Scientific researcher Dr. David Marrow, Liam Neeson, gathers together a group of guinea pigs supposedly to examine the causes of their insomnia, but his real agenda, unrevealed to his victims, is to examine the causes of fear, and that`s why he takes them to Hill House, which is famously haunted. The unlucky participants are Nell, Lili Taylor, who has given up her life to care for her recently dead mother and who seems to have a connection to the house, bi-sexual woman of the world Theo, Catherine Zeta-Jones, who seems an unlikely candidate for insomnia but who`s good to have around, and useless Luke, Owen Wilson, who adds little to the proceedings. There`s another couple, but they disappear abruptly early in the proceedings. The real star of The Haunting, however, is the ghostly house itself.

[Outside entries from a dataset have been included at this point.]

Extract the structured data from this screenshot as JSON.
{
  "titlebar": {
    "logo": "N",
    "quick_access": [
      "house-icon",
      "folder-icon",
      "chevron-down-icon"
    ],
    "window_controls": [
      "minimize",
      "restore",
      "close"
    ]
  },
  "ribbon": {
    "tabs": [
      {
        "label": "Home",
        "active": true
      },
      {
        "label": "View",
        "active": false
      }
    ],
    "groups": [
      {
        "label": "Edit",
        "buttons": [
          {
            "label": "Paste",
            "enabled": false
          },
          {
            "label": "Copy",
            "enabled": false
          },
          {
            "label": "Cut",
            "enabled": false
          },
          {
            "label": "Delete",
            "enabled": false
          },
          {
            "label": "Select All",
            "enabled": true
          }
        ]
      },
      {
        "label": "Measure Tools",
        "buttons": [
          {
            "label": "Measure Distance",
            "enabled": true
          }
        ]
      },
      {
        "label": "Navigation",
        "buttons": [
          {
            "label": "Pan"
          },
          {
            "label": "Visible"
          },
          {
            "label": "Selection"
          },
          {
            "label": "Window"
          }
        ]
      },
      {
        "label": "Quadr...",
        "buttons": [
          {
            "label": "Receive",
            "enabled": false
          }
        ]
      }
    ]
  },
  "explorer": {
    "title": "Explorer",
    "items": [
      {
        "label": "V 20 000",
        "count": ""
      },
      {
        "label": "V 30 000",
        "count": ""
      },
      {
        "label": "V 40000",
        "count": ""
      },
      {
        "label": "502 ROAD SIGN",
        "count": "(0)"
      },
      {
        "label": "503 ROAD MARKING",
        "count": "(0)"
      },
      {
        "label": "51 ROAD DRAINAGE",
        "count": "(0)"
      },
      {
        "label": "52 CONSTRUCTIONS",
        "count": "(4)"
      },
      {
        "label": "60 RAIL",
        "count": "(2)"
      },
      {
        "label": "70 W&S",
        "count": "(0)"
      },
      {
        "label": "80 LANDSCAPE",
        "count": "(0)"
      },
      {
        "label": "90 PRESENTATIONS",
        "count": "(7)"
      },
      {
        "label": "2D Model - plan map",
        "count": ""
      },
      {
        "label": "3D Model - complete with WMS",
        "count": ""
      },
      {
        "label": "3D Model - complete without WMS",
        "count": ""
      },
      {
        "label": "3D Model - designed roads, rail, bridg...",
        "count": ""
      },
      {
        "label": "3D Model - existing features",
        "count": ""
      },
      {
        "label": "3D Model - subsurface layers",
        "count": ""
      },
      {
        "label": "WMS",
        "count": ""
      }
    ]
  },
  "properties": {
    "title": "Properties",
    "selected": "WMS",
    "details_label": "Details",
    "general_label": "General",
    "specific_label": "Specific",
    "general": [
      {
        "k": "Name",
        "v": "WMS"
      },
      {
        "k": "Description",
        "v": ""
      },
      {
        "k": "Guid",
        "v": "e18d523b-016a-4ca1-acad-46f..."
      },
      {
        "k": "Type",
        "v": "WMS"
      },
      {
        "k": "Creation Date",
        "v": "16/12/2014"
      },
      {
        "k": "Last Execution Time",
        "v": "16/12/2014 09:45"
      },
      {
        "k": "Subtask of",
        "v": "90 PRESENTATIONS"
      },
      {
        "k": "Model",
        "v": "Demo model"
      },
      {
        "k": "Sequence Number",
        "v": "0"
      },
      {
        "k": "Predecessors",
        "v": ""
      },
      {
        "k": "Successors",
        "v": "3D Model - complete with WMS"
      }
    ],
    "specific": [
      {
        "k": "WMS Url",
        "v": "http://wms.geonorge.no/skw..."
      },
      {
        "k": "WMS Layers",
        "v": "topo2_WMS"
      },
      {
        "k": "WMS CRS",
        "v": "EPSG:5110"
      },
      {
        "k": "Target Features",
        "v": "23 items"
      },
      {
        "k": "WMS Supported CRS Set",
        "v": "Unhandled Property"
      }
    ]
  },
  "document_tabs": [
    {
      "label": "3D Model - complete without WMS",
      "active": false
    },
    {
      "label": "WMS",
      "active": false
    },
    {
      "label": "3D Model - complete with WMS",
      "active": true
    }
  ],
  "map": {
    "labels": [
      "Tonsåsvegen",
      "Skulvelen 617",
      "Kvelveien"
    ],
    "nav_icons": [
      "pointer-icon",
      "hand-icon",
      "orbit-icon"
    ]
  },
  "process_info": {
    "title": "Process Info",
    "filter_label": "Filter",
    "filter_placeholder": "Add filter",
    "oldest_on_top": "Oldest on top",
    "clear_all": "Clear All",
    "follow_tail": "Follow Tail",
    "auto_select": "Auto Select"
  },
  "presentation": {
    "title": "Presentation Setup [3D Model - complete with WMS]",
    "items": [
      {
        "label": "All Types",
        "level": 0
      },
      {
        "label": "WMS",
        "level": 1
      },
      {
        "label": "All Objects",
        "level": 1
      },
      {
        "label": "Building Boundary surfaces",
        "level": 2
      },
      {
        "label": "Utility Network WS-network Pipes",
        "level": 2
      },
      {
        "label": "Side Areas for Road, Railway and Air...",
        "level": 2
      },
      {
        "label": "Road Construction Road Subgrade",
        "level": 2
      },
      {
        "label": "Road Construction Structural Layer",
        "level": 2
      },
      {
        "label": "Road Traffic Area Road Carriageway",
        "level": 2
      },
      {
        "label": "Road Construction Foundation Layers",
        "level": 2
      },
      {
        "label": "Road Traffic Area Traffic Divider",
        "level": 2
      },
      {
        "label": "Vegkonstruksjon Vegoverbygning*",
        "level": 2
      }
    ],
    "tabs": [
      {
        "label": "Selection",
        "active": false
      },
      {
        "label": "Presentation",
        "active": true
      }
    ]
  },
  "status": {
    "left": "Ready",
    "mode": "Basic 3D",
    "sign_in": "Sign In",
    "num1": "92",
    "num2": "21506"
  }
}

The Haunting is a triumph of production design and special effects, but they all add up to next to nothing because David Self`s screenplay is so very poor. This is the second film based on Shirley Jackson`s book The Haunting Of Hill House, but Robert Wise`s 1963 version of the story is greatly superior and far more subtle. The characters in the new film are uninteresting and flatly played (though Lili Taylor tries), Liam Neeson lazily settles into another Star Wars performance and looks as if he`s bored to death, Catherine Zeta Jones looks great but has a dumb role.
Eugenio Zanetti`s design of the amazing house is fun but in the end a clear case of overkill, and the visual effects are often stunning - but not at all scarey. After the failure of Speed 2, this is, I`m afraid, another fizzer from Jan De Bont. If you want to catch the essence of Shirley Jackson`s spooky fiction, try to see the Hungarian film Long Twilight, based on a Jackson story, which has screened a couple of times on SBS - it has all the chills The Haunting so sadly lacks.